One interesting aspect of hydrate formation is that they exclude salts from the ice lattice when they form. The fate of these ions, however, is a mystery. If they were to concentrate in any remaining water, one would expect a reduced resistivity of formation water (Rw) in hydrate bearing intervals as compared to water saturated sands above and below the hydrate interval; however, this is not the case. In one well that was studied, water resistivity (Rw) was back-calculated from the NMR hydrate saturation and the hydrate bearing intervals actually had a slightly elevated Rw compared to the surrounding water sand intervals (0.20-0.50 versus 0.20-0.30, respectively). This difference could be a product of ion migration or it could mean that the ions are trapped in or around the hydrate lattice and are effectively bound. This would render the ions unable to conduct electrical current and thus not allow the ions to be recognized by electrical resistivity logging.

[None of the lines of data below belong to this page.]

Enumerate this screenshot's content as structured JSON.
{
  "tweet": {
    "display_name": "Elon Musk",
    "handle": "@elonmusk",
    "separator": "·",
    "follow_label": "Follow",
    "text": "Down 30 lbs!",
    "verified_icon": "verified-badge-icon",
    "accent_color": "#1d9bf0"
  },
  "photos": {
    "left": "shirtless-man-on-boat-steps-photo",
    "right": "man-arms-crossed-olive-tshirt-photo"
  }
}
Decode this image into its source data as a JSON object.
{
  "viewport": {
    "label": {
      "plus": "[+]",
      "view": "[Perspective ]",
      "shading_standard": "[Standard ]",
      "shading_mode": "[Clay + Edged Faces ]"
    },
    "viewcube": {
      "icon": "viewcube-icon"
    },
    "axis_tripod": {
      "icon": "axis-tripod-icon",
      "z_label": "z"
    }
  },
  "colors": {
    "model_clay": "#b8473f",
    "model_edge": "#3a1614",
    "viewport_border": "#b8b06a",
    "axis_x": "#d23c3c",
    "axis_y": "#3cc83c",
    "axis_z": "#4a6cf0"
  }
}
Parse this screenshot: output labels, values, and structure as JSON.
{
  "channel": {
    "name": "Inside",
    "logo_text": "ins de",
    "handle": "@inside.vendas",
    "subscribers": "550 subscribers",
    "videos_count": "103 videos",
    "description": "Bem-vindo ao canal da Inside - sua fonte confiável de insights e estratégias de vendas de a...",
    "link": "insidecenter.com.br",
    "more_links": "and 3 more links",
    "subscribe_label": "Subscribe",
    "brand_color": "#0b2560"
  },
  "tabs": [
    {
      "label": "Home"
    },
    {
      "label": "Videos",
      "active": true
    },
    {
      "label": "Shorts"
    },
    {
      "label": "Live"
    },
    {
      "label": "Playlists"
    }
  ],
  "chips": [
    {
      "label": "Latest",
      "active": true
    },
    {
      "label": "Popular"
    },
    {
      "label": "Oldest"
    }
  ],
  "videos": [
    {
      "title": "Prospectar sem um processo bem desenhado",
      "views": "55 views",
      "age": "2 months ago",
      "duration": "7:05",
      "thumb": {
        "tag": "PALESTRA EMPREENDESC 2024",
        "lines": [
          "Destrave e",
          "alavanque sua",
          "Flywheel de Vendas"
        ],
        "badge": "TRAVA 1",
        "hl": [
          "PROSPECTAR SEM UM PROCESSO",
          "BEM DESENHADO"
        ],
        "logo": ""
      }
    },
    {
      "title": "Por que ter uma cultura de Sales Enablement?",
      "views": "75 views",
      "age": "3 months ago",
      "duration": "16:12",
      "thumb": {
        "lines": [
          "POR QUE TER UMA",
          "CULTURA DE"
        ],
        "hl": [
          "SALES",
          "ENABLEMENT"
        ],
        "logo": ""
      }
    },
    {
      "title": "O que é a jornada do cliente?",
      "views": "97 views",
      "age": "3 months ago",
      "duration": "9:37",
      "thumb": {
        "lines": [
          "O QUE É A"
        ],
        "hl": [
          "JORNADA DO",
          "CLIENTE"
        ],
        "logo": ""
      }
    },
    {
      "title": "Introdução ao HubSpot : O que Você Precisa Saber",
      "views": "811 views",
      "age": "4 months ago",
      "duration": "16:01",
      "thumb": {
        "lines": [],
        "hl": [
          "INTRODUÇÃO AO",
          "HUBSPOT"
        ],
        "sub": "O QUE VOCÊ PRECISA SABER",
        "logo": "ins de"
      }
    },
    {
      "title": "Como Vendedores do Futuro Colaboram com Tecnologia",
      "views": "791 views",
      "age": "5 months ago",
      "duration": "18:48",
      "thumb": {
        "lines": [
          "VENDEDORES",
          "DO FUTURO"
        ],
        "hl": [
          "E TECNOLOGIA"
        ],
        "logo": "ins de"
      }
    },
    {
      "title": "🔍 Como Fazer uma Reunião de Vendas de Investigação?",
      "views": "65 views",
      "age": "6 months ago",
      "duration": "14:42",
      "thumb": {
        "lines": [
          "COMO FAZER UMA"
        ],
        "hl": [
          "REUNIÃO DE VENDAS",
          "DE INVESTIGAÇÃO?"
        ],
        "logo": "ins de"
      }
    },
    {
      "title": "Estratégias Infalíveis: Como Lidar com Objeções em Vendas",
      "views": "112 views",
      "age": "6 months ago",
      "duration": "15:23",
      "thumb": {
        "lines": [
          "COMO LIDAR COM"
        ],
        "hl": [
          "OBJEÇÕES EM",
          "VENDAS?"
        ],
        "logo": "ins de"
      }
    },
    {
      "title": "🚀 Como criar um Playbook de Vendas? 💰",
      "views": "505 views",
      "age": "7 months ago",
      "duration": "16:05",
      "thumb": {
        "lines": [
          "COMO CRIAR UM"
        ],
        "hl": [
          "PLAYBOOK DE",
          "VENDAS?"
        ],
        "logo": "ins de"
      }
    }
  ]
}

The failure to exploit large reserves of gas hydrates is due in part to the ineffectiveness of current methods for detecting and evaluating the petrophysical properties of a formation and the presence of hydrates in subterranean formations as a function of depth. One example of a conventional method for evaluating the petrophysical properties of a formation is taking a core sample. Of the conventional methods, core sampling can provide the most detailed information about a formation's petrophysical properties. Unfortunately, taking core samples is a time-consuming, laborious, and costly process, fraught with numerous technical complications and pitfalls. Additionally, core samples often require intensive laboratory analysis and hence, high costs and delays. Often, taking a full core sample of a wellbore is simply not feasible, particularly for deep and highly deviated wells.
Measurement of gas content in drilling mud is a common means of determining presence of gas in a formation, and in distinguishing permafrost ice from hydrates. This is an important measurement since the gas hydrate stability zone can overlap with depths where permafrost exists.
Sampling while drilling is another common technique to ascertain petrophysical properties of a formation. Again, this conventional method suffers from significant limitations, particularly with respect to the amount of samples that may be taken while drilling and the difficulty in keeping the samples in a frozen state. Furthermore, analysis of these samples is time-consuming and laborious as well.
Another common form of evaluating petrophysical properties of formations is logging. Logging tools provide a variety of noninvasive evaluation techniques for evaluating formations and detecting hydrate presence. Unfortunately, conventional logging tools only provide limited information about a formation's petrophysical properties. Individual logging techniques often fail to accurately detect and accurately evaluate the nature and composition of subterranean formations and the hydrocarbon contained therein. Individual logging techniques are often susceptible to misinterpretation and are susceptible to false positives.
Moreover, often, only a limited number of logging tools are used in some wellbores. Therefore, in these situations petrophysical properties of a formation must be estimated with only a limited set of logging devices, which can be quite challenging.
Therefore, for all of these reasons, there is a need in the art for improved systems and methods that address one or more disadvantages of the prior art for assessing the petrophysical properties of formations, including performing a comprehensive analysis of hydrate presence in a formation.